Auch du kennst stille Schmerzens-Tage, Leidender! in denen du in tiefer Verborgenheit heiße Trübsalsstunden durchkämpftest. Nicht nur die Welt - denn diese konnte in diesen Stunden keinen Trost dir gewähren, du warst ihr gekreuzigt und sie dir - sondern selbst deine zärtlichen Freunde scheinen dich verlassen und vergessen zu haben; sie scheinen deine Leidens-Einsamkeit zu fliehen. Eine heiße Wehmuts-Träne tritt dir bei diesem Gedanken ins matte Auge - aber weine nicht! Die stillen Leidens-Tage deines Lebens sind köstlich vor Gott; die verborgenste Nacht der Trübsal ist nicht verborgen vor Ihm. Sein liebendes Auge steht über deinem Schmerzens-Lager offen sein Herz fühlt mit dir. Du siehst Ihn nicht, den besten teilnehmendsten Freund, der dir nahe ist; aber Er sieht dich, sieht jeden verborgenen Schmerz, der in deinen abgezehrten Beinen wühlt, jede Kummerträne, die von deinem Auge fällt. Er sieht dich, und du wirst auch Ihn sehen. Harre nur stille in deiner Leidens-Verborgenheit aus. Klage deine Not dem HErrn - Er wendet sich zum Gebet der Verlassenen, und verschmäht ihr Flehen nicht. Heilig ist Ihm deine Leidens-Stille, wenn dein schmachtendes Herz, von aller Welt-Zerstreuung ausgeleert, nur nach Ihm sich sehnet, und dein Auge Ihn sucht; wenn die Erde mit allen ihren vergänglichen Gütern dir klein, und das Bedürfnis nach Ihm und seinem innern Leben desto größer geworden ist.

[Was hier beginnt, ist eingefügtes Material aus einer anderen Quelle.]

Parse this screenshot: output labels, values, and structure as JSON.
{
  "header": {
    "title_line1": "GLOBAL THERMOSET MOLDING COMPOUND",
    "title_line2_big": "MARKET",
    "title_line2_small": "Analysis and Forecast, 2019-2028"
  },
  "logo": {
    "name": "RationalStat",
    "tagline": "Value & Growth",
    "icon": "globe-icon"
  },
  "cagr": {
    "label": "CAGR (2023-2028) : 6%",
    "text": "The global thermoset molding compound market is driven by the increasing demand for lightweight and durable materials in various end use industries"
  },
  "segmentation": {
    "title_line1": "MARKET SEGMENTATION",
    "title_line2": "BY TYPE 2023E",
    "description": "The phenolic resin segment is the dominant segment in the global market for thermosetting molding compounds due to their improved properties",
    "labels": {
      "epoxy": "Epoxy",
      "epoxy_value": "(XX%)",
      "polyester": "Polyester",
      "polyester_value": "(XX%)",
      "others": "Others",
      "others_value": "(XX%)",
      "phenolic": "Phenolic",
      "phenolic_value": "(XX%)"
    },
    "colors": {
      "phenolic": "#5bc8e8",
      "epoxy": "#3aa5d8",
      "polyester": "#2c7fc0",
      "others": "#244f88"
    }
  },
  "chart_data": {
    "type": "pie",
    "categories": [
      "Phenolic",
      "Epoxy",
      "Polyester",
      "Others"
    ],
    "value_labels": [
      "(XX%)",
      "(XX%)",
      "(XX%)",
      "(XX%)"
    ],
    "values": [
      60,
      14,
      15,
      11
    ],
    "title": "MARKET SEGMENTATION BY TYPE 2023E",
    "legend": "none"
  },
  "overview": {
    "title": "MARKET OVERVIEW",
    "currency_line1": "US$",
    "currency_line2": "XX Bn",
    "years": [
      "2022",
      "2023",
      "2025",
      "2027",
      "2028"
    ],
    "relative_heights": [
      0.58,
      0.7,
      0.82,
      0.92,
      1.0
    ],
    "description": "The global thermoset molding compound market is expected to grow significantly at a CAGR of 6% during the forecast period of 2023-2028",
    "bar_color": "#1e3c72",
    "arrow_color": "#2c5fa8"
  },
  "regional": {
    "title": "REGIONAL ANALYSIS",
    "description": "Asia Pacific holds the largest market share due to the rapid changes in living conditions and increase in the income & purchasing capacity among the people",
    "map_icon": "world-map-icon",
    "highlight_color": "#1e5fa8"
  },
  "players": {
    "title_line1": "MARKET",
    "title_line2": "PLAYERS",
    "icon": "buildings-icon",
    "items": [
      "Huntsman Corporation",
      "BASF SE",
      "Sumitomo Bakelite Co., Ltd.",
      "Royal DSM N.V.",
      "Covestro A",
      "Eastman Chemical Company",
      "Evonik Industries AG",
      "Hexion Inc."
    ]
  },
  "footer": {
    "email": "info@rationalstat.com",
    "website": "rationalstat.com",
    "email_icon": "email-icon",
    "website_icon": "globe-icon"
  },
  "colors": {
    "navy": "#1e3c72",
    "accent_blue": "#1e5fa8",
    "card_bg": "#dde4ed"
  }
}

Dieser stillen Stunden der Einsamkeit, welcher die Welt nicht gedenkt, wird Er einst mit Ehren gedenken; Er wird ihren hohen Wert an das Licht der Ewigkeit offen hervorstellen, und die verborgenen Tränen der Sehnsucht nach Ihm dir zeigen und reichlich lohnen, welche Er als kostbare Kleinodien, deren diese Welt nicht wert ist, gesammelt und aufbewahrt hat.

3.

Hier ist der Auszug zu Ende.